Introduction
Colorectal Liver Metastases have historically been considered a contraindication to Liver Transplantation because of high recurrence risk and limited organ availability. However, modern systemic therapies, refined biologic selection and highly favorable outcomes from the TransMet trial have reignited interest in transplantation for carefully selected unresectable CRLM patients. The TransMet study reported unprecedented five-year survival exceeding 70%, challenging conventional transplant oncology paradigms.
Problem Statement
Although TransMet demonstrated promising survival outcomes, questions remain regarding external validity, reproducibility in real-world populations and the actual magnitude of transplant benefit compared with continued systemic chemotherapy. Robust prognostic stratification tools for patient selection also remain underdeveloped.
Summary
This multicenter international study provides the first external validation assessment of the TransMet selection criteria using a real-world cohort of 61 patients with unresectable CRLM undergoing liver transplantation across seven centers. Investigators used matching-adjusted indirect comparison methods to improve comparability between the real-world transplant cohort and the original TransMet population.

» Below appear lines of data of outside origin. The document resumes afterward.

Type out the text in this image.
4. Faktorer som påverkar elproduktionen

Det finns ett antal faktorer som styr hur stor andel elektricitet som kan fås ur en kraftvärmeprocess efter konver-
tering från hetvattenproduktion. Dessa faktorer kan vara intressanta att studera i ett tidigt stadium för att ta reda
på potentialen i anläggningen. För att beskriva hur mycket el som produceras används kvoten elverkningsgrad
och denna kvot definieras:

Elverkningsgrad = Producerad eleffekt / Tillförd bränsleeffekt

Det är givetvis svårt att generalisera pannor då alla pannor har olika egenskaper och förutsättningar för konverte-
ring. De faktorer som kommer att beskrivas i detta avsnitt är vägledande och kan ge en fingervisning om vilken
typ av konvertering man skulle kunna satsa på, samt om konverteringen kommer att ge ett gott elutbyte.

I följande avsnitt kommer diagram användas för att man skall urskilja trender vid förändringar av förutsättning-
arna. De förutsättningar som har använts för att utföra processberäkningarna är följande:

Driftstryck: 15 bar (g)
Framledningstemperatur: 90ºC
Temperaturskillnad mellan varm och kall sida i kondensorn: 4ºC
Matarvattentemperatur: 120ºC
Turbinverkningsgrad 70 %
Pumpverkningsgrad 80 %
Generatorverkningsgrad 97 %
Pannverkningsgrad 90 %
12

The results demonstrated remarkable consistency with the original TransMet findings. Five-year restricted mean survival time in the weighted real-world cohort closely mirrored outcomes observed in the TransMet liver transplantation arm, supporting reproducibility of the survival benefit outside specialized trial settings. Sensitivity analyses accounting for residual imbalance yielded similarly favorable long-term survival estimates.

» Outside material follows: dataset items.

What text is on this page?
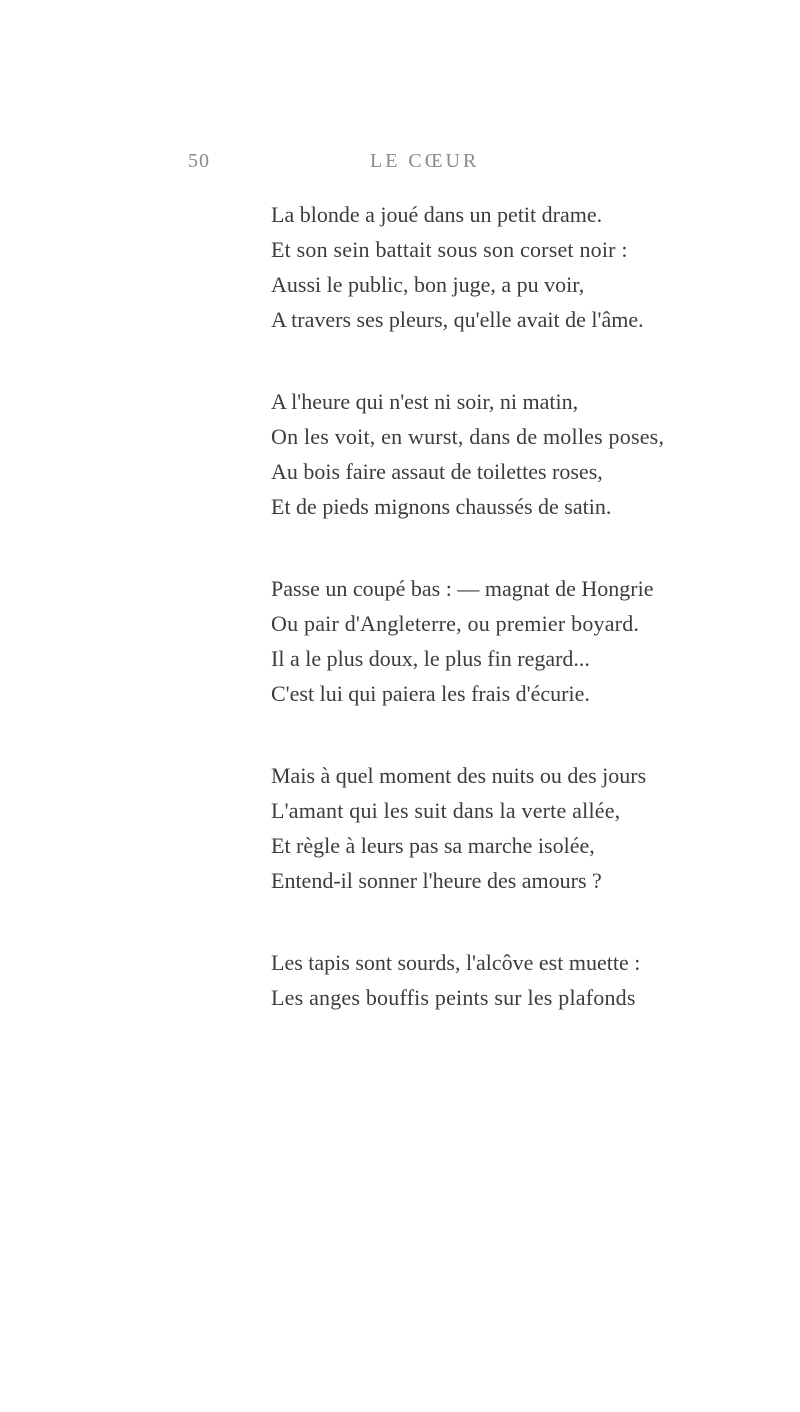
50	LE CŒUR
La blonde a joué dans un petit drame.
Et son sein battait sous son corset noir :
Aussi le public, bon juge, a pu voir,
A travers ses pleurs, qu'elle avait de l'âme.
A l'heure qui n'est ni soir, ni matin,
On les voit, en wurst, dans de molles poses,
Au bois faire assaut de toilettes roses,
Et de pieds mignons chaussés de satin.
Passe un coupé bas : — magnat de Hongrie
Ou pair d'Angleterre, ou premier boyard.
Il a le plus doux, le plus fin regard...
C'est lui qui paiera les frais d'écurie.
Mais à quel moment des nuits ou des jours
L'amant qui les suit dans la verte allée,
Et règle à leurs pas sa marche isolée,
Entend-il sonner l'heure des amours ?
Les tapis sont sourds, l'alcôve est muette :
Les anges bouffis peints sur les plafonds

Importantly, the study quantified transplant benefit relative to chemotherapy alone. Liver transplantation was associated with an estimated five-year survival gain exceeding 22 months compared with systemic therapy, reinforcing the substantial clinical impact of transplantation in highly selected patients with unresectable CRLM.
The analysis additionally identified several biologic factors associated with inferior post-transplant survival. KRAS Mutation emerged as one of the strongest adverse prognostic markers, consistent with prior colorectal oncology literature linking KRAS alterations to aggressive tumor biology and treatment resistance. Right-sided primary tumors also demonstrated poorer outcomes, further supporting the increasingly recognized prognostic divergence between right- and left-sided colorectal cancers.
Elevated carcinoembryonic antigen levels additionally appeared to predict worse post-transplant outcomes, suggesting that tumor biology rather than technical unresectability alone should drive transplant candidate selection. These findings strengthen the evolving concept of transplant oncology as a biologically guided discipline integrating molecular and clinical risk profiling.
The study is particularly important because it moves beyond simple survival reporting toward formal estimation of transplant benefit — a critical consideration given ongoing ethical concerns regarding organ allocation. Demonstrating substantial survival extension relative to systemic therapy strengthens the rationale for considering unresectable CRLM within future liver allocation frameworks, especially as outcomes now approach or exceed those achieved in several accepted transplant indications.
Nevertheless, the authors appropriately emphasize the need for larger multicenter datasets and more refined prognostic models. Recurrence after transplantation remains common in CRLM, and optimal integration of molecular biomarkers, chemotherapy response and disease kinetics into candidate selection algorithms is still evolving.
Overall, this first real-world validation study supports the external reproducibility of the TransMet trial findings and demonstrates meaningful transplant benefit in selected patients with unresectable colorectal liver metastases. The data further reinforce the emerging role of biologically driven transplant oncology and support continued evaluation of CRLM within future liver transplantation allocation and selection strategies.